I have a tree which contains events which consist of arrays with multiple values. After some filtering with the RDataFrame functionalies I’d like to make plots with matplotlib. I run into problems when I want to convert my data into numpy arrays.
{'mycolumn': ndarray([<cppyy.gbl.ROOT.VecOps.RVec<float> object at 0x145885600>,
<cppyy.gbl.ROOT.VecOps.RVec<float> object at 0x145885628>,
<cppyy.gbl.ROOT.VecOps.RVec<float> object at 0x145885650>,
...............)
Hi @Tim_Buktu ,
you data contains, for every event, collections of possibly different sizes. That cannot be described by numpy arrays, which must be rectangular, so we return a numpy array of RVecs instead.
You can loop over that numpy array of RVecs and convert it to a list of numpy arrays, it should be just:
[numpy.array(v).tolist() for v in filtered_data]
Cheers,
Enrico
P.S.
the concatenation will not give the list of lists that you ask for, but rather a single flattened list of all the elements. I can’t tell where the error comes from, but you can run your code through the python debugger and see where the zero-dimensional numpy array comes from.

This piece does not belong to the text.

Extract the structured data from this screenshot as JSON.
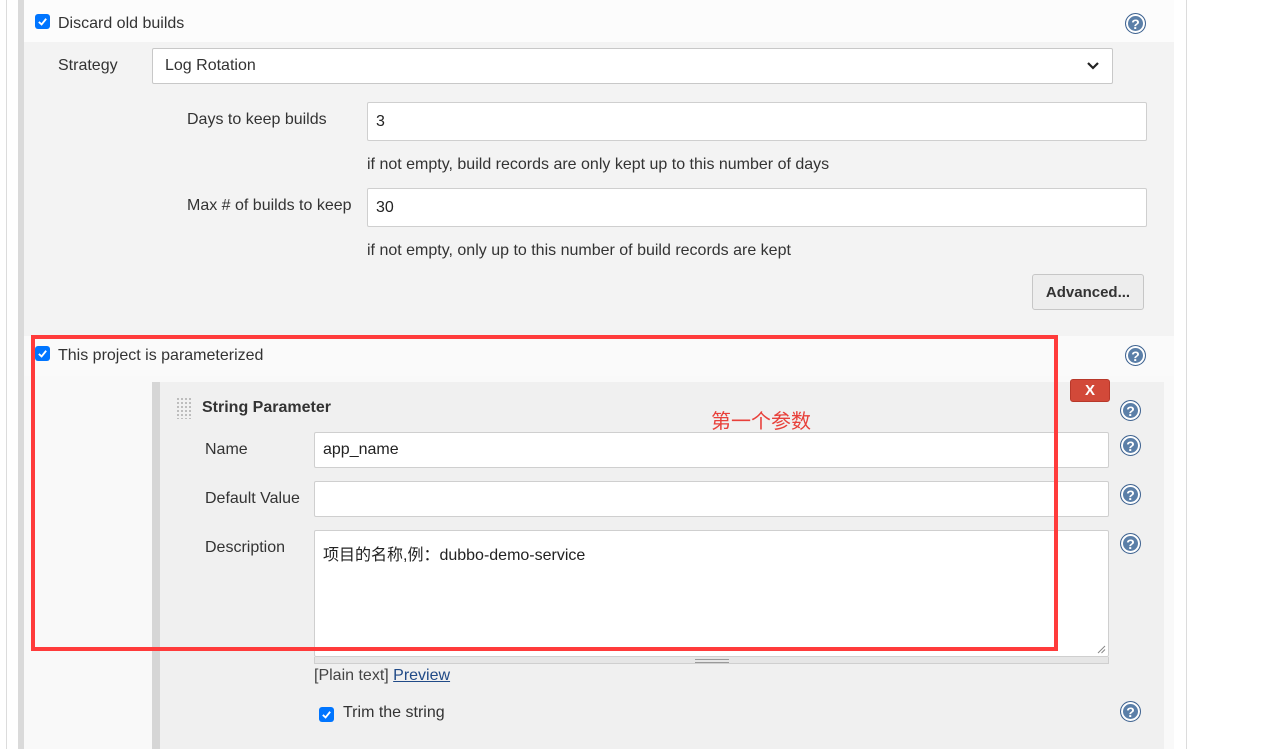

Yes sorry, the code was just to give you an idea. As filtered_data is a dictionary, for v in filtered_data loops over the keys of the dictionary. The correct code should be (it might need minor adjustments, it’s just to give you the idea):
[numpy.array(v).tolist() for v in filtered_data["mycolumn"]]
Thank you very much it works now. I should have remembered how dicts work!
Maybe since we are at it:
How would I plot it using only root?
So I do my filtering and then I want to plot one of the filtered events using root. And let us assume all events consists of an array with 1000 elements. It should work with TGraph somehow I guess.